After gathering all the literature, the first group of experts, who formulated the questions, is tasked with drafting the answers, known as statements, based on the evidence and expert opinion. This phase has already been completed.

The next step is to ask another group of independent experts to review and rate all of these statements. The ACL rehabilitation consensus will be finalized at the beginning of this year and will be presented for the first time at the ESSKA Congress in Prague in May 2026. In addition, ESSKA will publish the consensus on its website, where it will be available for free download.

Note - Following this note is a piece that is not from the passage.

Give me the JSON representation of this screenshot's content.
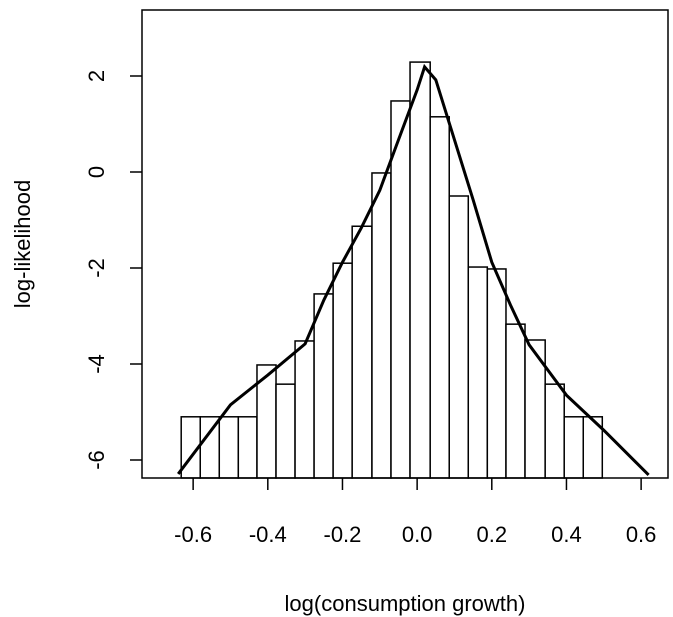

AG: Without a doubt, with this great news about the publication of the new guideline in 2026, we can bring this conversation to a close. Thank you so much, Nicky. Do you have any final thoughts or messages you would like to share?

NVM: Thank you, Ana, and Knee Spain, for this interview. This will be my last one as a researcher and physiotherapist, as a few years ago I decided to focus solely on research, and now I will also be stepping away from this field. From February 2026 onwards, I will no longer be working in the ACL world.

It has been an incredible journey, and I have made so many friends all over the world. Thank you to everyone who has contributed to this crazy adventure. Now it is time for new adventures and for spending more time with my family. But I am sure these friendships will last forever.

AG: Thank you so much, Nicky. For your time on this article, for the opportunity you gave that Spanish physiotherapist interested in the world of the knee to keep opening that path, and, forever, for your friendship.